History of sports wagering

The history of sports gambling in the US extends back on the times when the founders took risks. In the past gamblers bet on cockfights, makeshift horse races and bare fist fights. Colonists and Pioneers that arrived in the US from Europe and England specifically had betting within their veins as their ancestors gambled for generations. Therefore “sports betting” was obviously a normal part and parcel of the early American culture.

Today it is obvious that sports betting activities are the rage all over the world. With the ease of on-line sports betting, it’s made the activity much more convenient and cheaper. Though previously the sports betting segment was small, today it’s permeated virtually every facet of society.

Horse racing was popular in the 19th and early 20th Centuries and was appreciated mostly by way of the upper class. But horse tracks started to appear after the Civil War and soon gamblers coming from all sectors of society flocked to those racing establishments. Bookies had a hold over the gambling population and they were setting odds on horses that enhanced the betting handle. Bookies would lower the odds on other horses to increase their attractiveness when there was big money on a particular horse. By 1920s horse racing had reached the peak with more than 300 racetracks throughout the US.

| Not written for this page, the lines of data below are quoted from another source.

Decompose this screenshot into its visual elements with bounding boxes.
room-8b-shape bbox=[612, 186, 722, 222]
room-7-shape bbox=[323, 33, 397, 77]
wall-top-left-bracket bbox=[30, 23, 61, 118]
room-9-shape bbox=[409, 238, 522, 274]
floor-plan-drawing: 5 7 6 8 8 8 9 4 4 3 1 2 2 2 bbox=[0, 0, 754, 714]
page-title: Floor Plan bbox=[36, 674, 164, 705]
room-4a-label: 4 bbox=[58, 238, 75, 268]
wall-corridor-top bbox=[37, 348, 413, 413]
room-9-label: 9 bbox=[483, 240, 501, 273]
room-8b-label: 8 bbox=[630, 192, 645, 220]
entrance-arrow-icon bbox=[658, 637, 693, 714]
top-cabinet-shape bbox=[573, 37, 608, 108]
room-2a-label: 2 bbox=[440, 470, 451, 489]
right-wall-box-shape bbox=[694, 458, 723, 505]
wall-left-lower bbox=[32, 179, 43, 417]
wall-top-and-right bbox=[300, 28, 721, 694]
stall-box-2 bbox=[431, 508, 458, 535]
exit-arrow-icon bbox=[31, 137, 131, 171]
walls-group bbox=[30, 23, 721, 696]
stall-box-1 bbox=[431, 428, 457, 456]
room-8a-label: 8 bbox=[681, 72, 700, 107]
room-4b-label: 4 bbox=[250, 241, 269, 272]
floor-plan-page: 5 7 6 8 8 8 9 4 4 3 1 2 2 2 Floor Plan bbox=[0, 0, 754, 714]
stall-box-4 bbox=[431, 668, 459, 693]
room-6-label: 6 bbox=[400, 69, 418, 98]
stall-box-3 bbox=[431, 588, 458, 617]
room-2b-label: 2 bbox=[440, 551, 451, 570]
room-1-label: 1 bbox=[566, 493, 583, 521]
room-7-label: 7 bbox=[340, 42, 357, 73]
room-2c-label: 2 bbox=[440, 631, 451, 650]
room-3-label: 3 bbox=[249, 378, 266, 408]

Professional baseball became popular in the late 1800s and “pool cards” came into use. The “Black Sox Scanal” which was “fixed” rocked the united states and the public acquired an adverse view of sports bettors. Though gambling was illegal most people regarded sports gambling as a harmless victimless crime. College football games and basketball also became popular with bettors as baseball and boxing. Pool cards were as popular as ever although the odds of these cards were in the bookies favor.

In most US cities, sports gambling activities were becoming a section of life and many youngsters were coming in contact with the sports betting industry at a very young age. Some professionals have said, “Sports gambling was getting more popular than hotdogs!” Soon Leo Hirschfield started Athletic Publications that became the sports betting world standard for nearly three decades.

Established in 1930 the corporation set lines in sports events and dispersed them to bookmakers within the nation via the telegraph or telephone He also published sports information which helped bookies produce better lines and gamblers make better decisions. The publication that was most popular was The Green Sheet. He was legitimate despite the fact that his customers were illegal bookies.

Sports gambling was finally legalized in Nevada in 1931 and the states financial situation which was in dire straits during those times, changed drastically. Legalized boxing and sports gambling activities made it a hot spot for tourists and this also altered its economic condition for the better.

A resolution was passed in 1951 by way of the Congress that charged a 10% tax on every sports bet. New regulations allowed the bookies to come out of the dark and work openly. Turf clubs were the initial legal sports books in Nevada and they were sometimes called “sawdust” rooms. In 1980s Roxborough became a major part of sports gambling and ushered in the technology that completely changed sports gambling.